Dr Marcin Tarnawski z Instytutu Kościuszki komentuje pomysł odejścia od węgla w polskiej energetyce.
– Polska energetyka i generalnie polska gospodarka opiera się na węglu, i w najbliższym czasie nie widzę możliwości wielkich zmian w naszym bilansie energetycznym, wszelkie przesunięcia w tym zakresie na korzyść któregokolwiek z paliw kopalnych (gazu, ropy) czy źródeł odnawialnych będzie wymagało długiego czasu, chyba tylko budowa elektrowni atomowej dałaby możliwość zmian w mixie energetycznym (ale i tak jedna elektrownia to relatywnie niewielki udział w całym bilansie) – twierdzi naukowiec.
– Wydaje się również, że kroki podejmowane w ramach UE mające na celu odchodzenie od paliw kopalnych na niewiele się zdadzą w przypadku Polski. Tutaj nie chodzi o proste zadekretowanie że należy zmniejszać udział węgla w bilansie ponieważ on jest mało ekologiczny i bardzo emisyjny, jeśli przejdziemy na poziom praktycznej realizacji takiego zobowiązania to pojawi się ogromny problem: czym zastąpić surowiec, dzięki któremu mamy ponad 50 proc. energii? – wskazuje rozmówca BiznesAlert.pl. – Na dzisiaj oczywiście nie obędziemy się bez węgla i fakt, ze posiadamy własne zasoby tego surowca, które zaspokoją nasze zapotrzebowanie na kilkadziesiąt lat (a nawet więcej) to ogromny plus i zwiększanie bezpieczeńśtwa energetycznego naszego pańśtwa (pod warunkiem że nikt nam nie zabroni z niego korzystać).
– Inną kwestią jest to że dzisiaj bardziej opłaca się węgiel importować – jest on po prostu tańszy od krajowego, więc pytanie mogłoby się równie dobrze brzmieć dlaczego nasz węgiel jest drogi?
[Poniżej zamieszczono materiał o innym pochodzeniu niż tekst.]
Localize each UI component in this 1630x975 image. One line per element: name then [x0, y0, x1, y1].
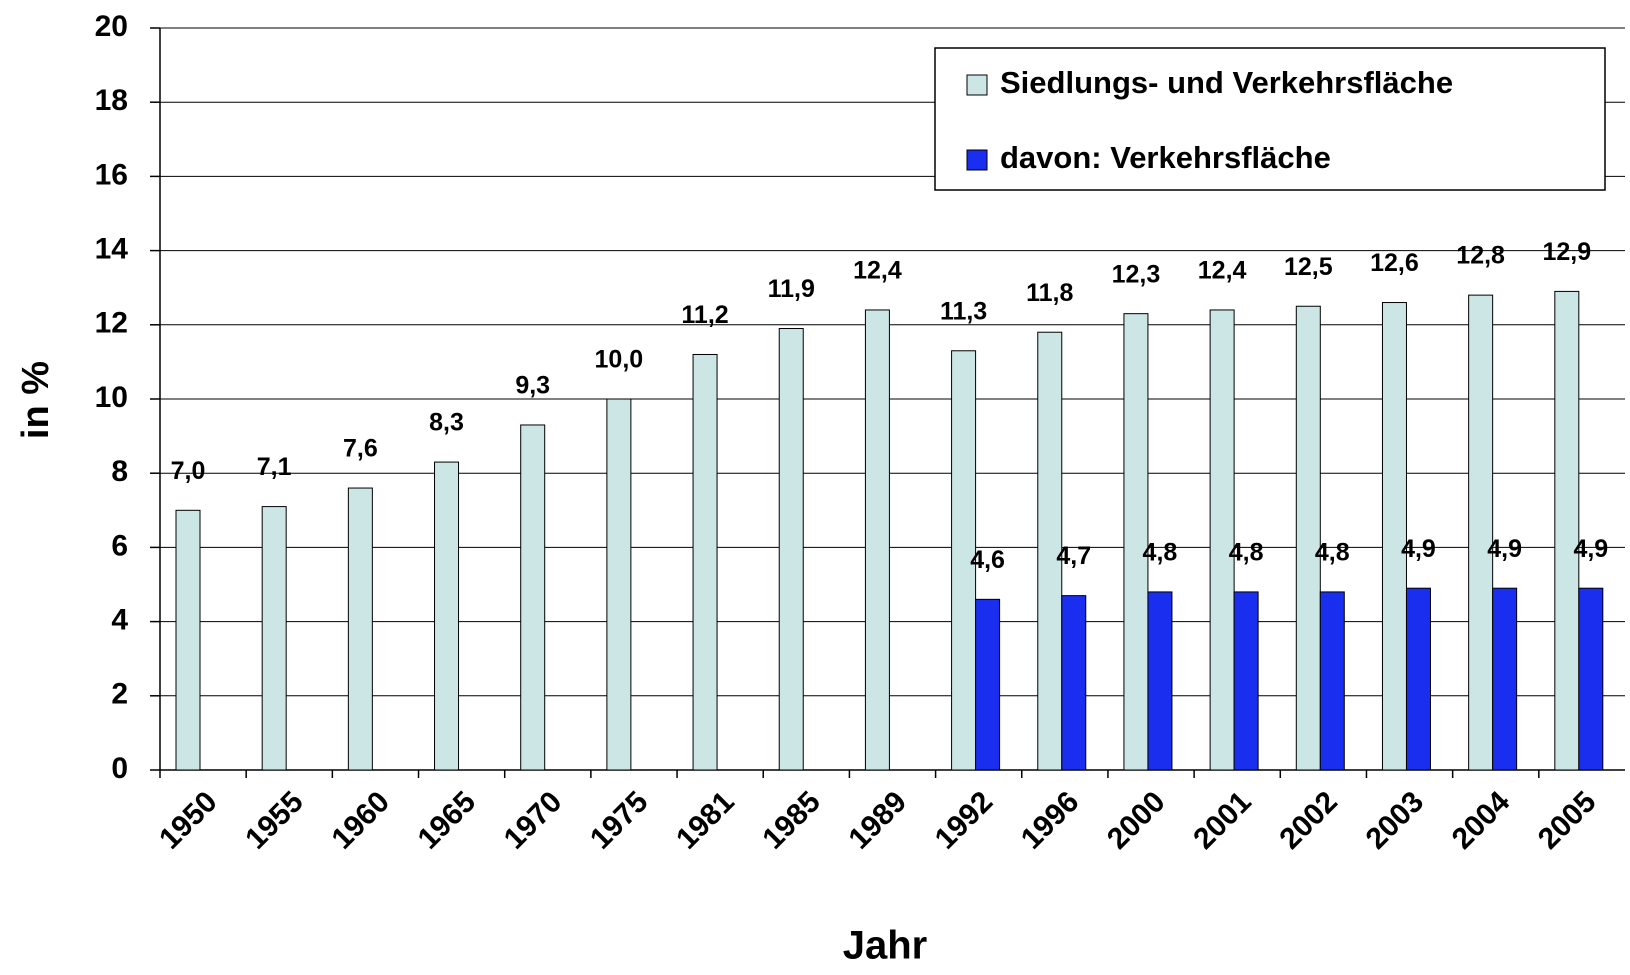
- y-tick-label: 6: [111, 529, 128, 562]
- y-tick-label: 14: [95, 233, 129, 266]
- x-tick-label: 1985: [756, 785, 827, 856]
- bar: [261, 506, 287, 771]
- bar: [1319, 591, 1345, 771]
- x-tick-label: 1989: [843, 785, 914, 856]
- bar: [1492, 587, 1518, 771]
- bar: [1147, 591, 1173, 771]
- bar: [1233, 591, 1259, 771]
- x-tick-label: 1981: [670, 785, 741, 856]
- value-label: 4,8: [1229, 539, 1264, 567]
- legend-label: Siedlungs- und Verkehrsfläche: [1000, 65, 1453, 100]
- y-tick-label: 10: [95, 381, 128, 414]
- value-label: 12,5: [1284, 253, 1333, 281]
- bar: [1037, 331, 1063, 771]
- bar: [1061, 595, 1087, 771]
- value-label: 12,9: [1542, 238, 1591, 266]
- bar: [434, 461, 460, 771]
- legend-label: davon: Verkehrsfläche: [1000, 140, 1331, 175]
- value-label: 4,9: [1487, 535, 1522, 563]
- bar: [1554, 290, 1580, 771]
- x-tick-label: 1955: [239, 785, 310, 856]
- x-tick-label: 1996: [1015, 785, 1086, 856]
- bar: [951, 350, 977, 771]
- x-tick-label: 1975: [584, 785, 655, 856]
- y-tick-label: 16: [95, 158, 128, 191]
- y-tick-label: 4: [111, 604, 128, 637]
- value-label: 12,4: [853, 257, 902, 285]
- x-tick-label: 2004: [1446, 785, 1517, 856]
- bar: [864, 309, 890, 771]
- value-label: 11,8: [1026, 279, 1073, 307]
- x-tick-label: 1950: [153, 785, 224, 856]
- x-axis-title: Jahr: [843, 924, 928, 968]
- x-tick-label: 1960: [325, 785, 396, 856]
- bar: [1578, 587, 1604, 771]
- value-label: 7,0: [171, 457, 206, 485]
- value-label: 11,3: [940, 297, 987, 325]
- bar: [1405, 587, 1431, 771]
- value-label: 7,1: [257, 453, 292, 481]
- legend-swatch: [966, 74, 988, 96]
- bar: [1381, 302, 1407, 771]
- value-label: 4,8: [1143, 539, 1178, 567]
- bar: [1295, 305, 1321, 771]
- y-tick-label: 2: [111, 678, 128, 711]
- value-label: 11,2: [681, 301, 728, 329]
- x-tick-label: 1965: [412, 785, 483, 856]
- bar: [175, 509, 201, 771]
- bar: [975, 598, 1001, 771]
- value-label: 9,3: [515, 372, 550, 400]
- y-tick-label: 18: [95, 84, 128, 117]
- value-label: 12,3: [1112, 260, 1161, 288]
- y-tick-label: 20: [95, 10, 128, 43]
- x-tick-label: 1970: [498, 785, 569, 856]
- value-label: 12,6: [1370, 249, 1419, 277]
- bar: [606, 398, 632, 771]
- value-label: 8,3: [429, 409, 464, 437]
- value-label: 7,6: [343, 435, 378, 463]
- x-tick-label: 2001: [1187, 785, 1258, 856]
- x-tick-label: 2000: [1101, 785, 1172, 856]
- bar: [1209, 309, 1235, 771]
- value-label: 4,6: [970, 546, 1005, 574]
- bar: [692, 353, 718, 771]
- legend-swatch: [966, 149, 988, 171]
- value-label: 12,4: [1198, 257, 1247, 285]
- legend-box: [934, 47, 1606, 191]
- x-tick-label: 1992: [929, 785, 1000, 856]
- bar: [520, 424, 546, 771]
- y-tick-label: 12: [95, 307, 128, 340]
- value-label: 4,8: [1315, 539, 1350, 567]
- y-tick-label: 0: [111, 752, 128, 785]
- value-label: 4,7: [1056, 542, 1091, 570]
- bar: [778, 328, 804, 771]
- value-label: 11,9: [768, 275, 815, 303]
- y-axis-title: in %: [15, 361, 57, 439]
- bar: [1468, 294, 1494, 771]
- x-tick-label: 2005: [1532, 785, 1603, 856]
- value-label: 10,0: [595, 346, 644, 374]
- bar: [1123, 313, 1149, 771]
- x-tick-label: 2003: [1360, 785, 1431, 856]
- value-label: 4,9: [1573, 535, 1608, 563]
- bar: [347, 487, 373, 771]
- value-label: 12,8: [1456, 242, 1505, 270]
- value-label: 4,9: [1401, 535, 1436, 563]
- y-tick-label: 8: [111, 455, 128, 488]
- x-tick-label: 2002: [1273, 785, 1344, 856]
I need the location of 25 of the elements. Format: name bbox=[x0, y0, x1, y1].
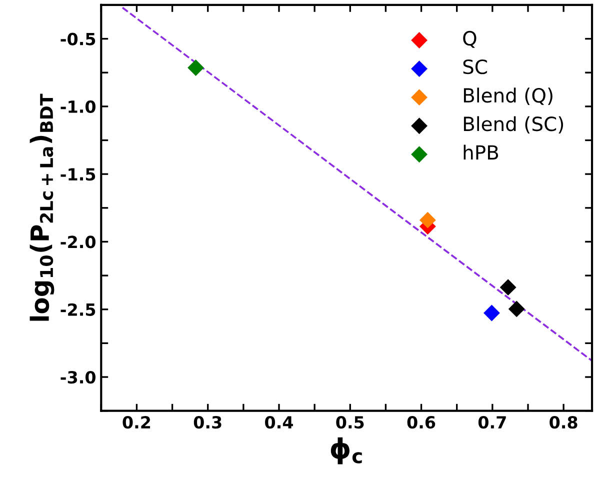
point bbox=[484, 304, 500, 322]
y-tick-label: -0.5 bbox=[60, 32, 96, 46]
point bbox=[188, 60, 204, 76]
x-tick-label: 0.5 bbox=[336, 416, 364, 429]
point bbox=[500, 279, 516, 296]
legend-label: Blend (SC) bbox=[464, 116, 564, 134]
y-tick-label: -1.0 bbox=[60, 100, 96, 113]
x-axis-title: ϕ$_{c}$ bbox=[330, 437, 362, 464]
y-axis-title: log$_{10}$(P$_{2Lc+La}$)$_{BDT}$ bbox=[30, 94, 54, 321]
y-tick-label: -1.5 bbox=[60, 168, 96, 181]
point bbox=[508, 300, 525, 318]
y-tick-label: -3.0 bbox=[60, 370, 96, 384]
x-tick-label: 0.6 bbox=[407, 416, 436, 429]
y-tick-label: -2.0 bbox=[60, 236, 96, 248]
legend-label: SC bbox=[463, 59, 487, 74]
legend-label: hPB bbox=[464, 144, 498, 160]
x-tick-label: 0.2 bbox=[122, 416, 150, 429]
point bbox=[419, 212, 436, 228]
x-tick-label: 0.7 bbox=[478, 416, 506, 429]
y-tick-label: -2.5 bbox=[60, 303, 96, 316]
legend-label: Blend (Q) bbox=[464, 88, 552, 105]
x-tick-label: 0.8 bbox=[550, 416, 578, 429]
x-tick-label: 0.4 bbox=[265, 416, 293, 429]
legend-label: Q bbox=[463, 30, 476, 48]
x-tick-label: 0.3 bbox=[194, 416, 222, 429]
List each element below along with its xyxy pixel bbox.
Odpowiedź nie jest prosta, rozwiązanie odnosi się do wielu aspektów funkcjonowania naszej gospodarki: wysokości podatków, kosztów pracy, konkurencji na rynku, siły związków zawodowych, przywilejów socjalnych, etc. To wszystko razem wzięte składa się na wysoką cenę polskiego węgla – wylicza Tarnawski.